When a Fever Signals Something Serious

Most fevers are harmless and resolve within a few days. But certain combinations of symptoms suggest something more dangerous, like meningitis, which is an infection of the membranes around the brain and spinal cord. A fever paired with a severe headache, stiff neck, confusion, sensitivity to light, vomiting, or seizures needs immediate medical attention.

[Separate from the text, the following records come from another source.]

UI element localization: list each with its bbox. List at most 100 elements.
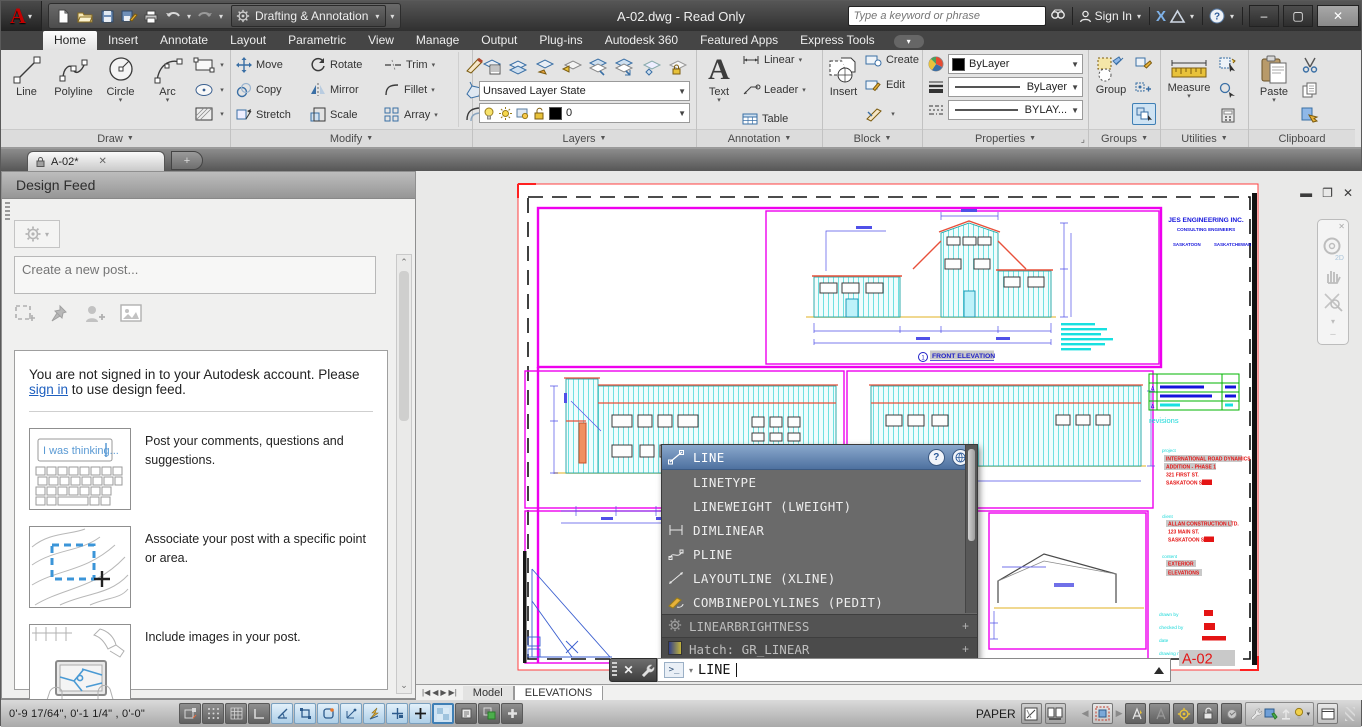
annotation-scale-button[interactable] [1173,703,1194,724]
panel-label-draw[interactable]: Draw▼ [1,129,230,147]
command-history-toggle[interactable] [1154,667,1164,674]
image-icon[interactable] [120,304,142,323]
search-input[interactable] [848,6,1046,26]
tab-home[interactable]: Home [43,31,97,50]
layer-properties-button[interactable] [479,56,505,79]
open-file-button[interactable] [75,6,95,26]
panel-label-modify[interactable]: Modify▼ [231,129,472,147]
group-edit-button[interactable] [1132,79,1154,99]
scroll-down-icon[interactable]: ⌄ [397,680,411,691]
prev-layout-icon[interactable]: ◀ [432,688,438,697]
plot-button[interactable] [141,6,161,26]
expand-icon[interactable]: + [962,642,969,656]
snap-mode-toggle[interactable] [202,703,224,724]
design-feed-title[interactable]: Design Feed [2,172,415,199]
scale-button[interactable]: Scale [308,102,382,127]
tab-output[interactable]: Output [470,31,528,50]
command-grip[interactable] [612,662,617,678]
expand-icon[interactable]: + [962,619,969,633]
drawing-restore-icon[interactable]: ❐ [1322,187,1333,199]
rectangle-button[interactable] [192,54,216,76]
qat-customize-dropdown[interactable]: ▾ [388,12,396,21]
redo-button[interactable] [195,6,215,26]
trim-button[interactable]: Trim▾ [382,52,456,77]
save-button[interactable] [97,6,117,26]
sign-in-link[interactable]: sign in [29,382,68,397]
attributes-dropdown[interactable]: ▾ [888,110,898,118]
linear-dropdown[interactable]: ▾ [799,56,803,64]
navbar-close-icon[interactable]: ✕ [1338,222,1345,231]
arc-dropdown[interactable]: ▾ [166,99,170,103]
file-tab-close-icon[interactable]: ✕ [99,156,107,167]
command-close-icon[interactable]: ✕ [623,663,633,677]
navbar-more-icon[interactable]: ▾ [1331,317,1335,326]
annotation-monitor-toggle[interactable] [501,703,523,724]
circle-dropdown[interactable]: ▾ [119,99,123,103]
ungroup-button[interactable] [1132,54,1154,74]
table-button[interactable]: Table [740,113,819,125]
undo-dropdown[interactable]: ▾ [185,12,193,21]
circle-button[interactable]: Circle ▾ [98,52,143,127]
suggestion-linearbrightness[interactable]: LINEARBRIGHTNESS + [662,614,977,637]
scrollbar-thumb[interactable] [399,271,409,421]
group-button[interactable]: Group [1092,52,1130,127]
associate-area-icon[interactable] [14,304,36,324]
tab-featured-apps[interactable]: Featured Apps [689,31,789,50]
cut-button[interactable] [1298,54,1322,76]
suggestion-lineweight[interactable]: LINEWEIGHT (LWEIGHT) [662,494,977,518]
create-block-button[interactable]: Create [863,54,919,66]
panel-label-clipboard[interactable]: Clipboard [1249,129,1355,147]
make-current-button[interactable] [532,56,558,79]
paste-special-button[interactable] [1298,103,1322,125]
suggestion-xline[interactable]: LAYOUTLINE (XLINE) [662,566,977,590]
rectangle-dropdown[interactable]: ▾ [217,61,227,69]
lineweight-display-toggle[interactable] [409,703,431,724]
autodesk360-icon[interactable]: ▾ [1170,10,1196,23]
mirror-button[interactable]: Mirror [308,77,382,102]
tab-elevations[interactable]: ELEVATIONS [514,686,603,700]
search-icon[interactable] [1050,9,1066,23]
isolate-objects-icon[interactable] [1221,703,1242,724]
recent-commands-dropdown[interactable]: ▾ [689,666,693,675]
measure-dropdown[interactable]: ▾ [1187,95,1191,99]
copy-clip-button[interactable] [1298,79,1322,101]
leader-button[interactable]: Leader▾ [740,84,819,96]
tab-manage[interactable]: Manage [405,31,470,50]
linetype-dropdown[interactable]: BYLAY...▼ [948,100,1083,120]
chevron-down-icon[interactable]: ▾ [1306,710,1310,718]
unisolate-button[interactable] [612,56,638,79]
drawing-minimize-icon[interactable]: ▬ [1300,187,1312,199]
feed-settings-button[interactable]: ▾ [14,220,60,248]
ellipse-dropdown[interactable]: ▾ [217,86,227,94]
stretch-button[interactable]: Stretch [234,102,308,127]
array-button[interactable]: Array▾ [382,102,456,127]
object-color-dropdown[interactable]: ByLayer▼ [948,54,1083,74]
rotate-button[interactable]: Rotate [308,52,382,77]
transparency-toggle[interactable] [432,703,454,724]
new-drawing-tab-button[interactable]: + [171,151,203,170]
array-dropdown[interactable]: ▾ [434,111,438,119]
panel-label-utilities[interactable]: Utilities▼ [1161,129,1248,147]
last-layout-icon[interactable]: ▶| [449,688,457,697]
drawing-quickview-button[interactable] [1045,703,1066,724]
fillet-button[interactable]: Fillet▾ [382,77,456,102]
pin-icon[interactable] [50,304,70,324]
edit-block-button[interactable]: Edit [863,79,919,91]
suggestion-dimlinear[interactable]: DIMLINEAR [662,518,977,542]
lock-button[interactable] [665,56,691,79]
unlock-viewport-icon[interactable] [1197,703,1218,724]
ellipse-button[interactable] [192,79,216,101]
minimize-button[interactable]: – [1249,5,1279,27]
upload-icon[interactable] [1280,707,1292,720]
ortho-mode-toggle[interactable] [248,703,270,724]
new-file-button[interactable] [53,6,73,26]
maximize-button[interactable]: ▢ [1283,5,1313,27]
next-viewport-icon[interactable]: ▶ [1116,708,1123,719]
polyline-button[interactable]: Polyline [51,52,96,127]
freeze-button[interactable] [638,56,664,79]
object-snap-toggle[interactable] [294,703,316,724]
leader-dropdown[interactable]: ▾ [802,86,806,94]
lineweight-dropdown[interactable]: ByLayer▼ [948,77,1083,97]
dynamic-input-toggle[interactable] [386,703,408,724]
annotation-visibility-button[interactable] [1125,703,1146,724]
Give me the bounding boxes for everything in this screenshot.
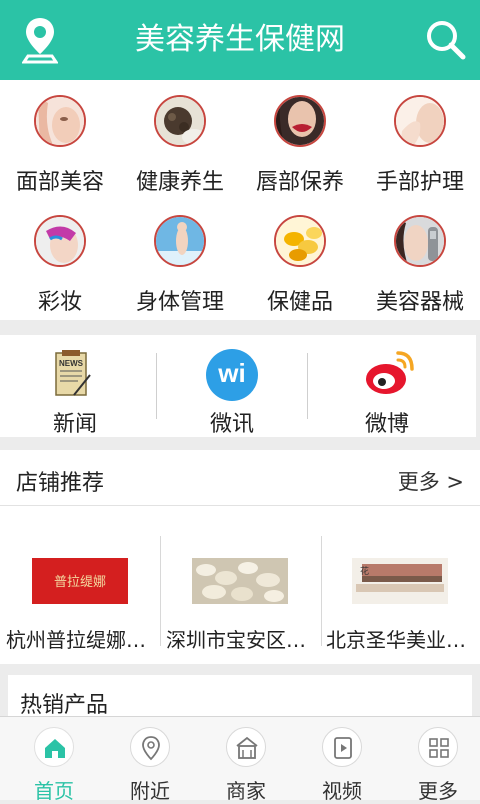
- section-title: 热销产品: [20, 693, 109, 718]
- category-supplement[interactable]: 保健品: [240, 200, 360, 320]
- svg-text:花: 花: [360, 565, 369, 577]
- category-health[interactable]: 健康养生: [120, 80, 240, 200]
- category-label: 美容器械: [375, 290, 464, 315]
- supplement-icon: [274, 215, 326, 267]
- grid-icon: [418, 727, 458, 767]
- section-title: 店铺推荐: [16, 471, 105, 496]
- category-label: 唇部保养: [255, 170, 344, 195]
- app-header: 美容养生保健网: [0, 0, 480, 80]
- app-title: 美容养生保健网: [135, 22, 345, 57]
- nearby-pin-icon: [130, 727, 170, 767]
- tab-home[interactable]: 首页: [6, 717, 102, 803]
- shop-image: 花: [352, 558, 448, 604]
- shop-card[interactable]: 普拉缇娜 杭州普拉缇娜…: [0, 538, 160, 658]
- shop-name: 深圳市宝安区…: [166, 628, 306, 652]
- category-grid: 面部美容 健康养生 唇部保养 手部护理 彩妆 身体管理 保健品 美容器械: [0, 80, 480, 320]
- shop-name: 杭州普拉缇娜…: [6, 628, 146, 652]
- category-hand-care[interactable]: 手部护理: [360, 80, 480, 200]
- section-header: 店铺推荐 更多 >: [0, 450, 480, 506]
- face-beauty-icon: [34, 95, 86, 147]
- tab-store[interactable]: 商家: [198, 717, 294, 803]
- category-body[interactable]: 身体管理: [120, 200, 240, 320]
- weixun-badge: wi: [218, 358, 246, 388]
- quick-weibo[interactable]: 微博: [312, 335, 462, 437]
- category-makeup[interactable]: 彩妆: [0, 200, 120, 320]
- quick-news[interactable]: NEWS 新闻: [0, 335, 150, 437]
- hand-care-icon: [394, 95, 446, 147]
- category-label: 彩妆: [37, 290, 82, 315]
- health-icon: [154, 95, 206, 147]
- category-lips[interactable]: 唇部保养: [240, 80, 360, 200]
- makeup-icon: [34, 215, 86, 267]
- weixun-icon: wi: [206, 349, 258, 401]
- tab-nearby[interactable]: 附近: [102, 717, 198, 803]
- quick-weixun[interactable]: wi 微讯: [157, 335, 307, 437]
- category-label: 身体管理: [135, 290, 224, 315]
- category-label: 保健品: [266, 290, 333, 315]
- tab-more[interactable]: 更多: [390, 717, 480, 803]
- category-label: 手部护理: [375, 170, 464, 195]
- shop-card[interactable]: 深圳市宝安区…: [160, 538, 320, 658]
- more-link[interactable]: 更多 >: [398, 466, 464, 496]
- tab-video[interactable]: 视频: [294, 717, 390, 803]
- divider: [307, 353, 308, 419]
- quick-links: NEWS 新闻 wi 微讯 微博: [0, 335, 476, 437]
- category-label: 面部美容: [15, 170, 104, 195]
- shop-recommendations: 店铺推荐 更多 > 普拉缇娜 杭州普拉缇娜… 深圳市宝安区… 花 北京圣华美业…: [0, 450, 480, 664]
- category-label: 健康养生: [135, 170, 224, 195]
- category-face-beauty[interactable]: 面部美容: [0, 80, 120, 200]
- device-icon: [394, 215, 446, 267]
- shop-image: [192, 558, 288, 604]
- quick-label: 新闻: [52, 412, 97, 437]
- home-icon: [34, 727, 74, 767]
- shop-logo-text: 普拉缇娜: [53, 575, 106, 590]
- news-icon: NEWS: [55, 350, 91, 396]
- shop-name: 北京圣华美业…: [326, 628, 466, 652]
- shop-card[interactable]: 花 北京圣华美业…: [320, 538, 480, 658]
- category-device[interactable]: 美容器械: [360, 200, 480, 320]
- store-icon: [226, 727, 266, 767]
- svg-text:NEWS: NEWS: [59, 359, 84, 368]
- quick-label: 微讯: [209, 412, 254, 437]
- weibo-icon: [366, 351, 414, 394]
- quick-label: 微博: [364, 412, 409, 437]
- bottom-tab-bar: 首页 附近 商家 视频 更多: [0, 716, 480, 803]
- shop-logo: 普拉缇娜: [32, 558, 128, 604]
- lips-icon: [274, 95, 326, 147]
- search-icon[interactable]: [424, 18, 466, 60]
- body-icon: [154, 215, 206, 267]
- video-icon: [322, 727, 362, 767]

In infants, the warning signs look different: a high fever with constant crying, extreme sleepiness or irritability, poor feeding, vomiting, or a bulging soft spot on the head. Any fever of 100.4°F or higher in a baby under 3 months old warrants a call to a healthcare provider regardless of other symptoms.

When Doctors Can’t Find the Cause

Sometimes a fever persists and no obvious source turns up. If a temperature of 101°F or higher is documented on multiple occasions and initial testing doesn’t reveal an answer, doctors classify it as a fever of unknown origin. The workup typically starts with a thorough history and physical exam, blood tests, urine cultures, blood cultures, and a chest X-ray. If those come back normal, additional testing might include screening for viruses like Epstein-Barr or HIV, tuberculosis testing, or imaging of the abdomen and pelvis to look for hidden infections or abscesses. About a third of fever-of-unknown-origin cases turn out to be infections that were just hard to find, another third involve inflammatory or autoimmune conditions, and a smaller percentage involve cancer.